Molecular dynamics (MD) simulations are essential tools for unraveling atomistic insights into the structure and dynamics of condensed-phase systems. However, the universal and accurate prediction of macroscopic properties from ab initio calculations remains a significant challenge, often hindered by the trade-off between computational cost and simulation accuracy. Here, we present ByteFF-Pol, a graph neural network (GNN)-parameterized polarizable force field, trained exclusively on high-level quantum mechanics (QM) data. Leveraging physically-motivated force field forms and training strategies, ByteFF-Pol exhibits exceptional performance in predicting thermodynamic and transport properties for a wide range of small-molecule liquids and electrolytes, outperforming state-of-the-art (SOTA) classical and machine learning force fields. The zero-shot prediction capability of ByteFF-Pol bridges the gap between microscopic QM calculations and macroscopic liquid properties, enabling the exploration of previously intractable chemical spaces. This advancement holds transformative potential for applications such as electrolyte design and custom-tailored solvent, representing a pivotal step toward data-driven materials discovery.

Figures (4)

• Figure 1: Framework of ByteFF-Pol Given molecular graphs, the ByteFF GNN model predicts both bonded and non-bonded force field parameters. During the training stage, these parameters are combined with atomic coordinates in energy functions to compute decomposed energy terms, which are then fitted to reference labels from the ALMO-EDA calculations. Once trained, the force field parameters are obtained in a single inference step, and are used for simulations in standard MD softwares.
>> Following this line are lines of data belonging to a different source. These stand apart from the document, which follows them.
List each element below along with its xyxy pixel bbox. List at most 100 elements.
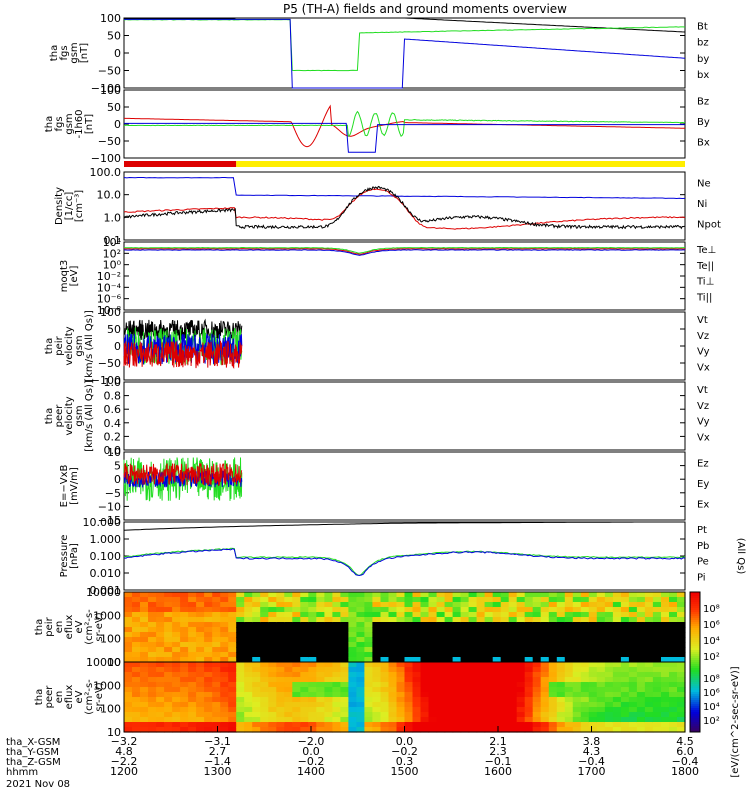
spectrogram-cell [508, 632, 518, 638]
spectrogram-cell [268, 682, 277, 688]
ylabel-line: Density [54, 187, 65, 225]
spectrogram-cell [148, 637, 157, 643]
spectrogram-cell [244, 692, 253, 698]
spectrogram-cell [372, 722, 381, 728]
ylabel-line: tha [34, 619, 45, 635]
spectrogram-cell [628, 652, 638, 658]
spectrogram-cell [428, 647, 438, 653]
spectrogram-cell [204, 662, 213, 668]
spectrogram-cell [644, 592, 654, 598]
ytick-label: 1.0 [104, 376, 122, 389]
spectrogram-cell [340, 602, 349, 608]
spectrogram-cell [492, 722, 502, 728]
spectrogram-cell [364, 707, 373, 713]
spectrogram-cell [620, 602, 630, 608]
side-label: (All Qs) [735, 538, 746, 575]
ytick-label: 0.8 [104, 390, 122, 403]
spectrogram-cell [596, 617, 606, 623]
spectrogram-cell [204, 642, 213, 648]
spectrogram-cell [332, 642, 341, 648]
spectrogram-cell [340, 697, 349, 703]
spectrogram-cell [644, 627, 654, 633]
spectrogram-cell [188, 632, 197, 638]
spectrogram-cell [452, 697, 462, 703]
spectrogram-cell [661, 682, 670, 688]
spectrogram-cell [212, 622, 221, 628]
spectrogram-cell [572, 682, 582, 688]
spectrogram-cell [580, 667, 590, 673]
spectrogram-cell [604, 597, 614, 603]
spectrogram-cell [212, 717, 221, 723]
spectrogram-cell [500, 602, 510, 608]
spectrogram-cell [364, 632, 373, 638]
colorbar-cell [690, 688, 700, 691]
spectrogram-cell [244, 602, 253, 608]
spectrogram-cell [308, 692, 317, 698]
spectrogram-cell [316, 667, 325, 673]
spectrogram-cell [620, 627, 630, 633]
xaxis-value: −0.4 [672, 755, 699, 768]
spectrogram-cell [180, 632, 189, 638]
spectrogram-cell [228, 717, 237, 723]
spectrogram-cell [260, 702, 269, 708]
spectrogram-cell [260, 627, 269, 633]
spectrogram-cell [324, 727, 333, 733]
spectrogram-cell [661, 692, 670, 698]
spectrogram-cell [244, 687, 253, 693]
spectrogram-cell [292, 627, 301, 633]
spectrogram-cell [300, 712, 309, 718]
spectrogram-cell [620, 612, 630, 618]
spectrogram-cell [669, 607, 678, 613]
spectrogram-cell [252, 632, 261, 638]
spectrogram-cell [540, 707, 550, 713]
ytick-label: 10 [107, 446, 121, 459]
spectrogram-cell [468, 652, 478, 658]
spectrogram-cell [484, 612, 494, 618]
spectrogram-cell [484, 672, 494, 678]
spectrogram-cell [292, 602, 301, 608]
spectrogram-cell [364, 612, 373, 618]
spectrogram-cell [420, 662, 430, 668]
spectrogram-cell [292, 717, 301, 723]
spectrogram-cell [524, 597, 534, 603]
spectrogram-cell [444, 632, 454, 638]
spectrogram-cell [669, 727, 678, 733]
spectrogram-cell [164, 642, 173, 648]
spectrogram-cell [677, 672, 686, 678]
spectrogram-cell [476, 642, 486, 648]
spectrogram-cell [324, 627, 333, 633]
spectrogram-cell [196, 627, 205, 633]
ylabel-line: peer [54, 404, 65, 428]
spectrogram-cell [452, 637, 462, 643]
spectrogram-cell [612, 602, 622, 608]
spectrogram-cell [669, 592, 678, 598]
panel-frame-density [123, 171, 686, 241]
spectrogram-cell [252, 652, 261, 658]
spectrogram-cell [460, 592, 470, 598]
ytick-label: 10² [103, 247, 121, 260]
spectrogram-cell [661, 647, 670, 653]
spectrogram-cell [468, 682, 478, 688]
spectrogram-cell [132, 592, 141, 598]
spectrogram-cell [644, 687, 654, 693]
spectrogram-cell [396, 692, 406, 698]
colorbar-tick: 10⁸ [703, 604, 720, 615]
spectrogram-cell [484, 637, 494, 643]
spectrogram-cell [524, 637, 534, 643]
spectrogram-cell [132, 667, 141, 673]
spectrogram-cell [180, 647, 189, 653]
ytick-label: 10.000 [83, 516, 122, 529]
spectrogram-cell [364, 702, 373, 708]
spectrogram-cell [324, 722, 333, 728]
spectrogram-cell [572, 647, 582, 653]
spectrogram-cell [677, 707, 686, 713]
spectrogram-cell [300, 682, 309, 688]
spectrogram-cell [388, 627, 398, 633]
spectrogram-cell [540, 652, 550, 658]
spectrogram-cell [564, 647, 574, 653]
spectrogram-cell [356, 672, 365, 678]
spectrogram-cell [396, 602, 406, 608]
spectrogram-cell [228, 667, 237, 673]
spectrogram-cell [628, 727, 638, 733]
spectrogram-cell [677, 647, 686, 653]
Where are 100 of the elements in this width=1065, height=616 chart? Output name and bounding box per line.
• Figure 2: ByteFF-Pol is validated against DFT references. (a) Comparison of interaction energies predicted by ByteFF-Pol versus DFT on the validation set (a random sampled subset of 76 k conformations). (b, c) Dimer scan of (b) two EMC molecules and (c) an EMC molecule with a lithium ion (solid lines for ByteFF-Pol and dashed lines for DFT). (d) Cluster of a lithium ion surrounded by three DMC molecules and a FSI$^-$ anion. The conformations were first relaxed by DFT (light blue carbon) and then by ByteFF-Pol (grey carbon). (e, f) Decomposed binding energies of clusters with neutral molecules only (e) and clusters with neutral molecules and ions (f). The energy terms are accumulated so that the final point equals to the overall binding energy (solid lines for ByteFF-Pol and dashed lines for DFT). The corresponding components and conformations of the clusters are provided in Supplementary Section 2.1. The full names and SMILES strings corresponding to the molecular abbreviations are listed in Supplementary Table 1.
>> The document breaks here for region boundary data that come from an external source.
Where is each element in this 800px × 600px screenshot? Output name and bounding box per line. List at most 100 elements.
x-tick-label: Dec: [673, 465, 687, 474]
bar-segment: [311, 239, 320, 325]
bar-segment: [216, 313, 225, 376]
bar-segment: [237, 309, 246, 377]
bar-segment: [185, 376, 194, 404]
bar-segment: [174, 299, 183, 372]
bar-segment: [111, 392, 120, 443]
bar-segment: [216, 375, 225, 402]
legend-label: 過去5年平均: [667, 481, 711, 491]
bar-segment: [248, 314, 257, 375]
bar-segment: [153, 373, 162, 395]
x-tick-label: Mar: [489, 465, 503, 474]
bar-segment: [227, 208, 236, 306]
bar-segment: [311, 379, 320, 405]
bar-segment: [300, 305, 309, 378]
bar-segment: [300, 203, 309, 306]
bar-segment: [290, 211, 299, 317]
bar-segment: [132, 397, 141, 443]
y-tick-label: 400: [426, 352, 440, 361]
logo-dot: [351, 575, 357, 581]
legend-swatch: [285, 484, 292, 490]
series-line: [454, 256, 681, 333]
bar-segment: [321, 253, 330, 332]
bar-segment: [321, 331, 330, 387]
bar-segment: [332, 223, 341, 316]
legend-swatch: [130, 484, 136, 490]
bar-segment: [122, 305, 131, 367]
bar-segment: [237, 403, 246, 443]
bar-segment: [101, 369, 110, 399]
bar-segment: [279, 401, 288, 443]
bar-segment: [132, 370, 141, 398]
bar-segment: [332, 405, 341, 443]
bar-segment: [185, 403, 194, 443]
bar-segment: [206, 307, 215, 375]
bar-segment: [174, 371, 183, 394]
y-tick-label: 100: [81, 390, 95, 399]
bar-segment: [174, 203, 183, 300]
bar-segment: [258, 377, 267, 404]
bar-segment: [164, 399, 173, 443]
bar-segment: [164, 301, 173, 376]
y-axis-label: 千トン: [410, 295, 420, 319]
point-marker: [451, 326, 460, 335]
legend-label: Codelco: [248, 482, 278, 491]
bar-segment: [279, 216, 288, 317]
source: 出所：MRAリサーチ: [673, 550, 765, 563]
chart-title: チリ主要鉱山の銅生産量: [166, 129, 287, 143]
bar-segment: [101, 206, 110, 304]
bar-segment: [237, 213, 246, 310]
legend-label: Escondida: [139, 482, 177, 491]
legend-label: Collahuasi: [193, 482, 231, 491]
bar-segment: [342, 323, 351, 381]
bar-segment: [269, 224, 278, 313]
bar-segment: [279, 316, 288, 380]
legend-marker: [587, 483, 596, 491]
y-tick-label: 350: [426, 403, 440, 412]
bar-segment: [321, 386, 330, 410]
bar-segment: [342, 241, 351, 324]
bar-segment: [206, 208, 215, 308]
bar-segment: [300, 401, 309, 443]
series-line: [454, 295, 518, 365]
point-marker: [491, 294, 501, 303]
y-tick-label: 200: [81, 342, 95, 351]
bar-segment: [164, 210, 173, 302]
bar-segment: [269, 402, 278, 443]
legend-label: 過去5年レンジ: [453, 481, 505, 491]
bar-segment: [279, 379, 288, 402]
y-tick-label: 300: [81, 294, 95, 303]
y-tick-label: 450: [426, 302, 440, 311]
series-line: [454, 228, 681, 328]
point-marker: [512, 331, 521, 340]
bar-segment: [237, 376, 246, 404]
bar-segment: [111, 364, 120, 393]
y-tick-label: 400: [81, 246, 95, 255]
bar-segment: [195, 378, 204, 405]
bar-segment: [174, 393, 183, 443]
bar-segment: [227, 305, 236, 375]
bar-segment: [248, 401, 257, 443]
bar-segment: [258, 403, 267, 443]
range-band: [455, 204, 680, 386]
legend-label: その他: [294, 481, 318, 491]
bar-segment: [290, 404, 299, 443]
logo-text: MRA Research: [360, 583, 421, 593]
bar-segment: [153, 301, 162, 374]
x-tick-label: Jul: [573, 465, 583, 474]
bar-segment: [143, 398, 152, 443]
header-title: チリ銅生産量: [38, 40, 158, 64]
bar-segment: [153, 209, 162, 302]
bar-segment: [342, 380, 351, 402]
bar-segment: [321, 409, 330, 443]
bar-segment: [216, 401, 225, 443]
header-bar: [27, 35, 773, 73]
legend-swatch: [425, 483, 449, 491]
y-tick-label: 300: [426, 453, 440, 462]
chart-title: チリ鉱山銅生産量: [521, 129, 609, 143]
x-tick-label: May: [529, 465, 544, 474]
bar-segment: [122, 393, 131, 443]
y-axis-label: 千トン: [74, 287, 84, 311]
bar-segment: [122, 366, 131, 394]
• Figure 3: Benchmarks on the thermodynamic properties of molecular liquids. Comparison of different force fields on (a) density and (b) evaporation enthalpy of pure molecular liquids from QUBEKit hortonQUBEKitAutomatingDerivation2019; (c) density of binary molecular liquids from ThermoML chirico2003thermoml; and (d) density prediction by ByteFF-Pol on additional pure molecular liquids from CRC handbook Lide2004CRC. The results of MACE-OFF were acquired from Ref kovacsMaceOff2025. Pearson correlation coefficients (r) of each force field are provided in the legends.
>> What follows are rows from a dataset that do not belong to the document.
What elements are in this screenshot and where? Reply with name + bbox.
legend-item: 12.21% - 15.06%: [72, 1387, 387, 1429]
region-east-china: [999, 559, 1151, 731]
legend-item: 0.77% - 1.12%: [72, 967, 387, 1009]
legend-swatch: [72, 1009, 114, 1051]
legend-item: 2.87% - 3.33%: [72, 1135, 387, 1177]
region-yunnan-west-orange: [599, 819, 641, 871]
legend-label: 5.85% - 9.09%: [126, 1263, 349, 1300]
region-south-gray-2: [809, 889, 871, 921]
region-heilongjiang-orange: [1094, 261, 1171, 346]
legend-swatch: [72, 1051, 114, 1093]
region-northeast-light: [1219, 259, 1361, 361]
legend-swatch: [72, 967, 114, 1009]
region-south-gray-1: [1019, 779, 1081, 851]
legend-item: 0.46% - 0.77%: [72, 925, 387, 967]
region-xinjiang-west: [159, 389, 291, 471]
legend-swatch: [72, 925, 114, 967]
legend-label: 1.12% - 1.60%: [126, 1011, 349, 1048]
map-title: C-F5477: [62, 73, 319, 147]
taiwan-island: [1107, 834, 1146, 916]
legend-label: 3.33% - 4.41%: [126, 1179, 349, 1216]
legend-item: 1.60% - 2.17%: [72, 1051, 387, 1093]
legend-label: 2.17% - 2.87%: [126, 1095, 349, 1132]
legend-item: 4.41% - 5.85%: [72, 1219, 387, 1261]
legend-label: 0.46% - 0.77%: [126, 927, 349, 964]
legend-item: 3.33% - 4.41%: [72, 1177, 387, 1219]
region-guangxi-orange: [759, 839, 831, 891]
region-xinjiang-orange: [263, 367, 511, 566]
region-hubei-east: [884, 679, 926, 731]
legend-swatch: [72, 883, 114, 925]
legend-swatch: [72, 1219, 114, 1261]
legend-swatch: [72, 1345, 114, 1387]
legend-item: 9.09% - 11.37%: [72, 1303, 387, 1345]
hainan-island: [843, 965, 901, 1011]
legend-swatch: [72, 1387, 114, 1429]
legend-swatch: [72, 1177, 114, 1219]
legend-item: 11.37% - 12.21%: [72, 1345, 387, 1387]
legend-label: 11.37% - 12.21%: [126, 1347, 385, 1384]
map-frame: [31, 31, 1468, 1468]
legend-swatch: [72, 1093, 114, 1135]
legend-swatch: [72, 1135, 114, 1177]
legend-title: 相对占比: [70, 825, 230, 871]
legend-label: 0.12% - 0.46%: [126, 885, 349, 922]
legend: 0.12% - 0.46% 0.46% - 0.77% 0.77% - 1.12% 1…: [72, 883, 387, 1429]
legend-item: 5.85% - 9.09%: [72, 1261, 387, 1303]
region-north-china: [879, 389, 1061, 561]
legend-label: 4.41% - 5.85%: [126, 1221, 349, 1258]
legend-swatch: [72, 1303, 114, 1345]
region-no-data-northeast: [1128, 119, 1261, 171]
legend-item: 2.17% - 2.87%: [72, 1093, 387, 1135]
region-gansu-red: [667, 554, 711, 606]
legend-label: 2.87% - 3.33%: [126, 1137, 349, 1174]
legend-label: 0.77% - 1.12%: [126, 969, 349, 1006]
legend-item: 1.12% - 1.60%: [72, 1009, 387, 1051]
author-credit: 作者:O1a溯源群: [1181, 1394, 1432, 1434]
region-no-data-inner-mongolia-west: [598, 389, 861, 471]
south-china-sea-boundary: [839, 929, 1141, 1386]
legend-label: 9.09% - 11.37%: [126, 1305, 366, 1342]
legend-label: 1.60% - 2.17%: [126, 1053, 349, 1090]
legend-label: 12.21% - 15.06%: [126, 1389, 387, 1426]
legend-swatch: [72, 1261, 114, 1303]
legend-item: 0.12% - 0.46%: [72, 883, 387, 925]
• Figure 4: Evaluation of ByteFF-Pol for predicting electrolyte properties. (a-c) Comparison of different force fields in predicting (a) density, (b) viscosity and (c) conductivity of liquid electrolytes, respectively. Pearson correlation coefficients (r) of each force field are provided in the legends. (d-e) Examples for conductivity at (d) varying lithium salt concentrations; (e) at different temperatures (solid lines denote simulation results, dashed lines denote experimental data). The numbers in the legends indicate the approximate molar fraction of each species. (f) Examples for self-diffusion coefficient ($D$) of different species in electrolyte. Upper bars correspond to $D$ of species X (labeled on the x axis) in the X:EMC binary solvent (molar ratio=1:1); and lower bars show the $D$ of X in the LiPF6:X:EMC electrolytes (molar ratio=1:4:4). Experimental data are obtained from C9EE00141G. The full names and SMILES strings corresponding to the molecular abbreviations are provided in Supplementary Table 1.